Los chats de los empleados y directivos están incorporados en la causa y ayer le fueron leídos al dueño de las firmas HLB Pharma y Ramallo SA, Ariel García Furfaro quien continúa preso. Las condiciones de la planta elaboradora: chapas flojas, palomas, arañas y una pared que se cayó
Ariel García Furfaro declaró ayer ante el juez Ernesto Kreplak
El juez federal de La Plata, Ernesto Kreplak, junto a la fiscal Laura Roteta, finalizó la indagatoria de los diez primeros imputados por el fentanilo contaminado de la firma HLB Pharma Group SA y su elaborador exclusivo, Laboratorios Ramallo SA, vinculado a la presunta muerte de 96 pacientes.

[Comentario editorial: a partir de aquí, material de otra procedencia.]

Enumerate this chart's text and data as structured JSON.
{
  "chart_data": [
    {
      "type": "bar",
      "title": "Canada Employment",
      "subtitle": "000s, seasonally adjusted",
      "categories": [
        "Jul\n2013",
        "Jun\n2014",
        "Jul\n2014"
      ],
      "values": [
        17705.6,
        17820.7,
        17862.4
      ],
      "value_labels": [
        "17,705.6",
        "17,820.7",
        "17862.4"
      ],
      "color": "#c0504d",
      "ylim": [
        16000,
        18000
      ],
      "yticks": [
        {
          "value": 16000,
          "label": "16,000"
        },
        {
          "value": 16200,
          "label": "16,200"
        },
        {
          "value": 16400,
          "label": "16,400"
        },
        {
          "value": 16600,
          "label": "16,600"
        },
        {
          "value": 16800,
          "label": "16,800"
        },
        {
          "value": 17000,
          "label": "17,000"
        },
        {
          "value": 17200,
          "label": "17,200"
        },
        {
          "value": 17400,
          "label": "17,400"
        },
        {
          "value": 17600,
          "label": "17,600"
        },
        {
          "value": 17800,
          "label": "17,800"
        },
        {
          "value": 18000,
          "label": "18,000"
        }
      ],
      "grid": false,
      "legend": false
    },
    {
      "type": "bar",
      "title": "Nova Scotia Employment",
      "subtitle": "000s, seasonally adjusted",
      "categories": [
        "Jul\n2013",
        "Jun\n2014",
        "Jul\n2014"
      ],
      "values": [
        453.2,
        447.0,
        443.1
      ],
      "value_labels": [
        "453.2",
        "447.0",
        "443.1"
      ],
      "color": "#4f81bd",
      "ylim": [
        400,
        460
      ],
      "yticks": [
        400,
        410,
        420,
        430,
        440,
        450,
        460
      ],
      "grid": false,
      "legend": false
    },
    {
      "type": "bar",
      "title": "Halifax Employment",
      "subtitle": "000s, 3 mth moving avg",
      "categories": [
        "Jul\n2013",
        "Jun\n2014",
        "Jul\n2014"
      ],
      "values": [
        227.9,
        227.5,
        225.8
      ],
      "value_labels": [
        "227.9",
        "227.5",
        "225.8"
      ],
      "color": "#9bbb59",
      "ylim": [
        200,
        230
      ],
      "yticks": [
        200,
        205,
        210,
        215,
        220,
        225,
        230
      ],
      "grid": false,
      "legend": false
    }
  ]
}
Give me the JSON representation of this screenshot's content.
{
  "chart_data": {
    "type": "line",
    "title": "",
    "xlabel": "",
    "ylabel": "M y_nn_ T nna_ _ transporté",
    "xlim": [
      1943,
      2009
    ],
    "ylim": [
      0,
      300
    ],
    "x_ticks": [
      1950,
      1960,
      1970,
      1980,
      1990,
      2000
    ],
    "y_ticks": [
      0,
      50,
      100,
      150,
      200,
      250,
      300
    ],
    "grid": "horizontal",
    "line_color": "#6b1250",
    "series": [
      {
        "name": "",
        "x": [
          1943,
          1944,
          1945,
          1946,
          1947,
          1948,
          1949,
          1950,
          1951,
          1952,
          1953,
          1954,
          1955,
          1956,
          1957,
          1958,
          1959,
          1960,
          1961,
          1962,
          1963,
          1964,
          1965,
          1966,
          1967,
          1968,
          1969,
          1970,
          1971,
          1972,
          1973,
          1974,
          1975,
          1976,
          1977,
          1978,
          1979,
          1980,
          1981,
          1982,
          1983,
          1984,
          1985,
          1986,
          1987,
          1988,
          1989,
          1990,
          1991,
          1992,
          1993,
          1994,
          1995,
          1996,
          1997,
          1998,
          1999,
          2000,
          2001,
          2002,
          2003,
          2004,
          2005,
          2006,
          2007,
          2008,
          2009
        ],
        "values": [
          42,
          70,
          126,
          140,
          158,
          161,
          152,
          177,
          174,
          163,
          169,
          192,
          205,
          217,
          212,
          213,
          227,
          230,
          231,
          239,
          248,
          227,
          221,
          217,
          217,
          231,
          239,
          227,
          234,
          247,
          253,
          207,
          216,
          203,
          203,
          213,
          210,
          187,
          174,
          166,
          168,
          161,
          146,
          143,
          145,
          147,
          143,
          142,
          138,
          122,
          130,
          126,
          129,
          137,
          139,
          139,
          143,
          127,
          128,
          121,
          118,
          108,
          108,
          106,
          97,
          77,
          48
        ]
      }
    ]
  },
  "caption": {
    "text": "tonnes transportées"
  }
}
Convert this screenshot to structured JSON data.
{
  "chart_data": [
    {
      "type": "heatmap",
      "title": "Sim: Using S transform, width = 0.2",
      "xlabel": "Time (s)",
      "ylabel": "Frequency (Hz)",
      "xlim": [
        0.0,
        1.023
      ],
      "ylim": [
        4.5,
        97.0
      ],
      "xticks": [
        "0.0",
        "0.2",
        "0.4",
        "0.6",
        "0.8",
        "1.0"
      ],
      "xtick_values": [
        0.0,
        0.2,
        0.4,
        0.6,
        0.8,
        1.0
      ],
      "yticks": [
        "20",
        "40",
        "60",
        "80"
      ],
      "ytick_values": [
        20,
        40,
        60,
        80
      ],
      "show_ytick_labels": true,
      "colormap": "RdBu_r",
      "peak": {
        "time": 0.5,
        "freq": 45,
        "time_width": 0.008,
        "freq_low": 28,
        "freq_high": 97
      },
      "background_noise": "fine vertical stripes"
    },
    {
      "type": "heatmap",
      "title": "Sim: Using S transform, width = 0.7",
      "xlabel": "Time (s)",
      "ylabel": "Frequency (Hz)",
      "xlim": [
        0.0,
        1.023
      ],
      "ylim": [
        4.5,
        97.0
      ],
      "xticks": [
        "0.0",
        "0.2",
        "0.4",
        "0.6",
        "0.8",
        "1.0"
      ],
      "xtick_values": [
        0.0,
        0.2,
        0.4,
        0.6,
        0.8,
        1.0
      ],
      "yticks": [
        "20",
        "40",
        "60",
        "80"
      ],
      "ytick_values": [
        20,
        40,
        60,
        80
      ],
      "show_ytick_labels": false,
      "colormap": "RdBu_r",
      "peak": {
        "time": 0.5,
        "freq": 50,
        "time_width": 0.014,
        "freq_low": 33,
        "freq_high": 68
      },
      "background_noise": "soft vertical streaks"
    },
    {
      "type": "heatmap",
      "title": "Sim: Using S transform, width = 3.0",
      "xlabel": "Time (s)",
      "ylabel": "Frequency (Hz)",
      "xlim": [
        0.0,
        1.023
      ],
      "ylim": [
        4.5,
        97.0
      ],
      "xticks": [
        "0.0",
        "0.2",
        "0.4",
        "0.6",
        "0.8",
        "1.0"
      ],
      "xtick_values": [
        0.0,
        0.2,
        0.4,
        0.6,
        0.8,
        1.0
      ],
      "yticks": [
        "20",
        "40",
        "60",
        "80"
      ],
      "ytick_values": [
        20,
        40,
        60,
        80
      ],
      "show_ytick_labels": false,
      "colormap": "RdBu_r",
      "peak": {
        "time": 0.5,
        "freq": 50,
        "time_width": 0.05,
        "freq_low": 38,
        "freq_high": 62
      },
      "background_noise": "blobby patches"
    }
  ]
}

El último fue el dueño de esas empresas farmacéuticas, Ariel García Furfaro. El exconvicto, que realizó pingües negocios con gobernadores e intendentes mediante la venta de remedios económicos, no sorprendió en su defensa. Continuó caminando por la cornisa: distribuyó responsabilidades entre sus empleados y en una “mano negra” que habría plantado las bacterias dentro de las ampollas de fentanilo. “¿A quién se le puede ocurrir que voy a fundir mi propia empresa?”, le habría dicho al magistrado, según reproduce su abogado, Gastón Marano, el mismo letrado que consiguió la libertad y absolución de Nicolás Gabriel Carrizo, señalado como “jefe de la banda de los Copitos” en el marco del juicio por el intento de asesinato de Cristina Fernández de Kirchner. García Furfaro, quien integró la comitiva oficial del gobierno de Alberto Fernández a Moscú para gestionar la distribución de la vacuna rusa Sputnik V contra el COVID-19, quedó detenido después de casi seis horas de declaración. Tampoco su defensor lo solicitó. El empresario polirrubro había expresado: “Prefiero estar acá. Necesito que se investigue todo”.